Il reddito di cittadinanza doveva essere una misura di inclusione, ma si è rivelato un fallimento: ha bloccato migliaia di giovani in una condizione di passività, non ha creato lavoro stabile, ha alimentato abusi e soprattutto non ha inciso sulle cause strutturali della disoccupazione. La responsabilità politica dei 5 Stelle è evidente: con promesse e azioni hanno illuso la gente in difficoltà di aver risolto i propri problemi, quando in realtà si trattava solo di uno strumento per raccogliere voti senza offrire vere prospettive di crescita. In una terra che avrebbe bisogno di investimenti, formazione e imprese, il reddito ha rappresentato la negazione della cultura del fare.

Già Benedetto Croce ammoniva che «i mali del Sud si curano con la cultura, con l’educazione civile, con la responsabilità dei suoi figli». Non con il vittimismo, non con le elemosine, ma con la crescita civile ed economica.

Oggi serve un Nuovo Meridionalismo: non quello delle richieste, ma quello delle costruzioni. Non quello dei pianti, ma quello dei progetti.

Le priorità strategiche

1.    Connettere il Sud al mondo Il completamento dell’Alta Velocità fino a Reggio Calabria e la realizzazione del Ponte sullo Stretto sono condizioni non più rinviabili. Non sono solo infrastrutture, ma simboli di modernità: ridurre del 40% i tempi di collegamento, attrarre investimenti e togliere la Calabria e la Sicilia dall’isolamento.Secondo le stime, il Ponte genererà circa 120.000 posti di lavoro tra diretti e indotti nell’arco del cantiere, mentre l’Alta Velocità porterà benefici permanenti stimati in oltre 3 miliardi di euro di PIL aggiuntivo annuo grazie a mobilità, logistica e turismo.

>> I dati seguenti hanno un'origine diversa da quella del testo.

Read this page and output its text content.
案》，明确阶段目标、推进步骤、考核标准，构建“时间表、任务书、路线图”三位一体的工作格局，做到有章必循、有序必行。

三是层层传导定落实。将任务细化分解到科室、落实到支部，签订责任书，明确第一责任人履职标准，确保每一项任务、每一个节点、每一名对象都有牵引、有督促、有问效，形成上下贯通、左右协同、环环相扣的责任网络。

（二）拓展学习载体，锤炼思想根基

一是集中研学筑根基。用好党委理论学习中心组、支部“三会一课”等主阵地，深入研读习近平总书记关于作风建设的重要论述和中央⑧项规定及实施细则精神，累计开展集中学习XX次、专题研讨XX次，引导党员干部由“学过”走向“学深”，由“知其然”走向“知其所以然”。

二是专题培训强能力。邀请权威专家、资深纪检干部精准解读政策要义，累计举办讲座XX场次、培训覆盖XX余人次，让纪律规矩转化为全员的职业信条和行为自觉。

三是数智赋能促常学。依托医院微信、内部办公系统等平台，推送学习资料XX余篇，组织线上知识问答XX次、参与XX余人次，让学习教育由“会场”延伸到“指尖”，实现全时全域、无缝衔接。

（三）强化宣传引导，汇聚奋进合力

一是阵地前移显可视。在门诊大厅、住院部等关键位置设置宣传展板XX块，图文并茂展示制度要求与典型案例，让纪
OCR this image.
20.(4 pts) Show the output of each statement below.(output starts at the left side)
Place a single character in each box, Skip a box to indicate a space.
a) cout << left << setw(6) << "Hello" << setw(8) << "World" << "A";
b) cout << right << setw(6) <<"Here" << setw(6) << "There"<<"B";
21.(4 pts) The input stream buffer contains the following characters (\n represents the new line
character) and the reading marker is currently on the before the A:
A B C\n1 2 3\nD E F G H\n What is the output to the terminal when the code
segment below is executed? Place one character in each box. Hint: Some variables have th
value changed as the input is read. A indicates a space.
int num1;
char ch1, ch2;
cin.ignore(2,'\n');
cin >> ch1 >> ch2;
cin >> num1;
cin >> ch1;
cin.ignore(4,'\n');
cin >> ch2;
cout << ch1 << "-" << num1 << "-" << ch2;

2.    Valorizzare le filiere agroalimentari Il Sud vanta 131 prodotti a marchio DOP/IGP, dal bergamotto alla cipolla di Tropea, dalla liquirizia ai cedri, con un valore potenziale di export che può crescere del 50% nei prossimi dieci anni. Oggi il comparto agroalimentare del Mezzogiorno genera circa 20 miliardi di euro l’anno, ma con investimenti in trasformazione industriale e marketing internazionale può raddoppiare entro il 2035.

3.    Turismo 365 giorni l’anno Calabria e Sicilia raccolgono appena il 15% dei flussi turistici nazionali, contro un patrimonio culturale e paesaggistico che vale molto di più. Portare il Sud al 25% significherebbe 10 milioni di presenze in più ogni anno, con oltre 50.000 nuovi posti di lavoro nel settore.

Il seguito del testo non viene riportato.